Nous accompagnons également des clients hors Québec ou d’autres provinces qui souhaitent acheter des terres ici, en les guidant à travers toutes les étapes administratives. Parfois, nous recevons des plaintes concernant des activités illégales sur le territoire agricole, ou des dossiers qui peuvent aller jusqu’au tribunal.

On couvre une large gamme de services, allant de l’autorisation de projets à la résolution de litiges, toujours dans une approche constructive et centrée sur le projet du client.


Concrètement, à quoi ressemble votre pratique au quotidien?

Le volet zonage agricole est très administratif. Il implique beaucoup de documents, de suivis de dossiers, des rencontres avec différentes parties, et parfois des audiences devant la CPTAQ. C’est un travail très structuré et précis.
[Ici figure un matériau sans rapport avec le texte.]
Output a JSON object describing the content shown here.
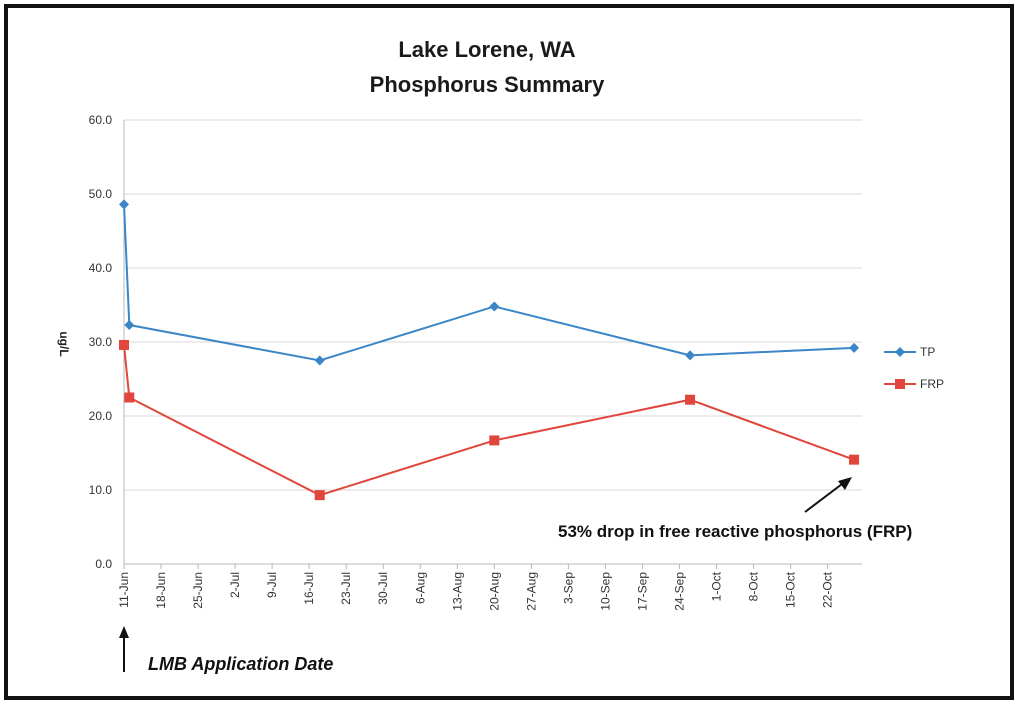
{
  "chart_data": {
    "type": "line",
    "title": "Lake Lorene, WA",
    "subtitle": "Phosphorus Summary",
    "ylabel": "ug/L",
    "xlabel": "",
    "ylim": [
      0,
      60
    ],
    "yticks": [
      "0.0",
      "10.0",
      "20.0",
      "30.0",
      "40.0",
      "50.0",
      "60.0"
    ],
    "categories": [
      "11-Jun",
      "18-Jun",
      "25-Jun",
      "2-Jul",
      "9-Jul",
      "16-Jul",
      "23-Jul",
      "30-Jul",
      "6-Aug",
      "13-Aug",
      "20-Aug",
      "27-Aug",
      "3-Sep",
      "10-Sep",
      "17-Sep",
      "24-Sep",
      "1-Oct",
      "8-Oct",
      "15-Oct",
      "22-Oct"
    ],
    "grid": true,
    "legend_position": "right",
    "series": [
      {
        "name": "TP",
        "color": "#3a86c8",
        "marker": "diamond",
        "points": [
          {
            "x": "11-Jun",
            "y": 48.6
          },
          {
            "x": "12-Jun",
            "y": 32.3
          },
          {
            "x": "18-Jul",
            "y": 27.5
          },
          {
            "x": "20-Aug",
            "y": 34.8
          },
          {
            "x": "26-Sep",
            "y": 28.2
          },
          {
            "x": "27-Oct",
            "y": 29.2
          }
        ]
      },
      {
        "name": "FRP",
        "color": "#e0463b",
        "marker": "square",
        "points": [
          {
            "x": "11-Jun",
            "y": 29.6
          },
          {
            "x": "12-Jun",
            "y": 22.5
          },
          {
            "x": "18-Jul",
            "y": 9.3
          },
          {
            "x": "20-Aug",
            "y": 16.7
          },
          {
            "x": "26-Sep",
            "y": 22.2
          },
          {
            "x": "27-Oct",
            "y": 14.1
          }
        ]
      }
    ],
    "annotations": [
      {
        "text": "53% drop in free reactive phosphorus (FRP)",
        "arrow_to": {
          "x": "27-Oct",
          "y": 11.5
        }
      },
      {
        "text": "LMB Application Date",
        "arrow_to": {
          "x": "11-Jun",
          "y": 0
        }
      }
    ]
  }
}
Le volet mise en marché de produits agricoles, lui, est plus proche du litige. Nous plaçons souvent nos clients dans un environnement où ils doivent prouver des faits, répondre à d’autres avocats, ou défendre un projet devant une instance comme la Régie des marchés agricoles et alimentaires du Québec.

On travaille sur tous types de production : poulet, bœuf, porc, légumes… et parfois sur des projets para-agricoles, comme des initiatives agrotouristiques.

Le droit agricole reste un domaine encore méconnu. Qu’est-ce qui vous a attiré vers cette pratique?

Ce que j’aime, c’est que c’est un droit constructif. On accompagne des clients qui réalisent leurs projets, on construit quelque chose avec eux, plutôt que de gérer des conflits ou des litiges personnels. Cela rend le métier beaucoup plus positif et enrichissant.

C’est également un domaine flexible et humain. Les deux avocates qui travaillent avec moi sont de jeunes mamans, et nous avons mis en place un environnement de travail très adaptable : télétravail, horaires ajustables, autonomie complète. Cette philosophie de flexibilité et de collaboration se reflète dans notre relation avec nos clients et rend le travail agréable pour tout le monde.

Selon vous, pourquoi ce domaine pourrait-il intéresser la relève juridique?

C’est un droit qui permet de combiner travail juridique et impact concret sur la vie des gens. C’est gratifiant de voir des projets se réaliser, d’aider les clients à construire leurs rêves.

C’est aussi un domaine où le stress et la confrontation sont moins présents que dans d’autres secteurs, et où l’on peut avoir un équilibre vie-travail beaucoup plus sain.